The dietician took a long look at me. “If someone had told me that I’d see you again in my office, I wouldn’t have believed them. When I met you months ago, you weren’t really there. I could see it in your eyes; you were so lost. And now you’re sitting here, and your eyes look alive now. I can’t believe it.”

It was in that moment I realized eating disorders take everything. Mine had taken my identity, the life in my eyes, my voice. My eating disorder had taken my life while still leaving my body physically here on this earth. Life with an eating disorder isn’t living, it’s existing. I know that to be true with every cell of my body because I spent so much time drifting through life. It breaks my heart. I regret it. I have little to no memory of what others thought were the best times of my life. I was there, but it was just my shell. I had myself fooled, and everyone else.

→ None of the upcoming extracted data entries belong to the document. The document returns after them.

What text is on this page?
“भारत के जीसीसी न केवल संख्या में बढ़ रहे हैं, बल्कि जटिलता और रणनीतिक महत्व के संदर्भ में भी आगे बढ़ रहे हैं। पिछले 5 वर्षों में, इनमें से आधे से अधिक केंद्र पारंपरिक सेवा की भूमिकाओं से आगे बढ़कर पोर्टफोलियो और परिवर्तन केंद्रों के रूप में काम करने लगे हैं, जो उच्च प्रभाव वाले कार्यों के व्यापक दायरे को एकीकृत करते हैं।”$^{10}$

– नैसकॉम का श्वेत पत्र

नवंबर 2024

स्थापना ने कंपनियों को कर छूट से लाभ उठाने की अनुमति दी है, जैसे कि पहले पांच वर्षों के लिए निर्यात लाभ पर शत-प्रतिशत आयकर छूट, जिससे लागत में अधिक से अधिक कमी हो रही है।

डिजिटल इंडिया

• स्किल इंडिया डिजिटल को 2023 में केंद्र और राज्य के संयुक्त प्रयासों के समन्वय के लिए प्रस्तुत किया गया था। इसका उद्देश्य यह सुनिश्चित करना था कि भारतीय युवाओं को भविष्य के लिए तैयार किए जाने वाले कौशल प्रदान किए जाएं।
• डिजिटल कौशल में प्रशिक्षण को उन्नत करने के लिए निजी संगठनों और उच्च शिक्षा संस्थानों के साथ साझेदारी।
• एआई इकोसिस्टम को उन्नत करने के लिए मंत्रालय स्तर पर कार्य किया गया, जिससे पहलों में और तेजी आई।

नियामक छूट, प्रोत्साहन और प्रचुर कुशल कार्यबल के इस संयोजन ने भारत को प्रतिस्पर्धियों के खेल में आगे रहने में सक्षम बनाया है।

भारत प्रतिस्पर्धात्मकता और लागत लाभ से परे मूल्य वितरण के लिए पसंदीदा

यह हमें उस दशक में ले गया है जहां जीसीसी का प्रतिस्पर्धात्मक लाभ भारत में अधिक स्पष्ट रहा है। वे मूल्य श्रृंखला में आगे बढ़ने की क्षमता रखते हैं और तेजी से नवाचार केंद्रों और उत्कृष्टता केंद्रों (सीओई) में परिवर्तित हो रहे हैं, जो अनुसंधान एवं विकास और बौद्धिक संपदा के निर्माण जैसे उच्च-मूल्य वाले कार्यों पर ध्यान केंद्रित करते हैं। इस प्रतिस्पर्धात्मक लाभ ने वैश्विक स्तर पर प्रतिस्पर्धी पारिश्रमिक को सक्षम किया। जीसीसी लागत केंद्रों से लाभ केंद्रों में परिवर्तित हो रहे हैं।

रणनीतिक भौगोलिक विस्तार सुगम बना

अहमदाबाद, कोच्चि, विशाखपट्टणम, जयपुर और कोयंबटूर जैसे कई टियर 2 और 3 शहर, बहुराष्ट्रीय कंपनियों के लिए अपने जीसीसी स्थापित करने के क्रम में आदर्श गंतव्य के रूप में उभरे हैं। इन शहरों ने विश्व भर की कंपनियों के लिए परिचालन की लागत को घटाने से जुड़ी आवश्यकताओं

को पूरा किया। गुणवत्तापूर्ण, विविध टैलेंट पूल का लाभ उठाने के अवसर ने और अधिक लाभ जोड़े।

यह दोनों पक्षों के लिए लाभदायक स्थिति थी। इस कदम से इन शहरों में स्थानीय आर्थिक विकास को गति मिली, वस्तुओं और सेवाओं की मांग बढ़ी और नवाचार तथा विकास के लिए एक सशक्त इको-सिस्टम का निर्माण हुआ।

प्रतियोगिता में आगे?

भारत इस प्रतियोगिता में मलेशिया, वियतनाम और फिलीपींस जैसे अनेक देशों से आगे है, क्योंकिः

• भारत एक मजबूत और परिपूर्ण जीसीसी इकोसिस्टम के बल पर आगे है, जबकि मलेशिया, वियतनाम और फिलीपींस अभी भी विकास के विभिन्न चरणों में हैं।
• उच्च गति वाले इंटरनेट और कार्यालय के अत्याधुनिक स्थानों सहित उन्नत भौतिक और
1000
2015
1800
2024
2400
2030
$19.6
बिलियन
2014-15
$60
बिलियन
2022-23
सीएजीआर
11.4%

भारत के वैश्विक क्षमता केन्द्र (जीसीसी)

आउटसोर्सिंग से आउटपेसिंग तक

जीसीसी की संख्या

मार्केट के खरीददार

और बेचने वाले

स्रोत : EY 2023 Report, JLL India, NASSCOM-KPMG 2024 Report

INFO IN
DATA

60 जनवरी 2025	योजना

I checked myself into residential treatment when I was 26. I was diagnosed with EDNOS- Eating Disorder Not Otherwise Specified. Basically, people like me didn’t fall into the box of strictly anorexic or bulimic from the diagnostic manual THAT WAS CREATED TO BE USED TO BILL INSURANCE COMPANIES. I spent the first year or so of my recovery feeling like I failed- my eating disorder didn’t even really have a name. It was a category. I used EDNOS as the blanket that was thrown over my behaviors that weren’t “bad enough” to be diagnosed with what society is familiar with. I discharged from residential with a whole new outlook on life, but it wasn’t long before I relapsed completely. It takes more than 7 weeks of residential or 9 months of therapy to unlearn things you’ve been doing your entire teenage and adult life.

I could go on about the chapter of relapse in my life, but honestly, who wants to read a depressing post like that? I spent 4 months in various levels of care, and was diagnosed with Anorexia Nervosa. My refusal to gain weight, see myself rationally, or be in a good state of health took its toll. February 14 will mark 2 years of me being intensive treatment free. I am not eating disorder or anxiety free, but I am more solid in recovery than I ever imagined possible. I call this freedom “life in color” because that’s really the best way I know how to describe it. Life controlled by my eating disorder was black and white, with no passion or sparkle. Life in color…is just that. Things have meaning, I have deep relationships, I have found things I really love, and I am happy.

So, my blog. Beast Mode. Name courtesy of my brother, who told me, “you want to name it something people will remember!” I hope that by being vulnerable and authentic, I can show others that it is OK to be your true self. It is OK to be a little bit broken and have problems. It is OK to not just share your highs in life, but your lows too. Not everyone that knows me has an idea of what I’ve been through, and maybe you’re one of those people learning about it for the first time. I am no longer ashamed of my past and I speak up, because in that, my secrets lose power. There is also such a need for HOPE in the recovery community. I want to show hope. Recovery is MESSY. But it is possible, and people who are suffering deserve to know that.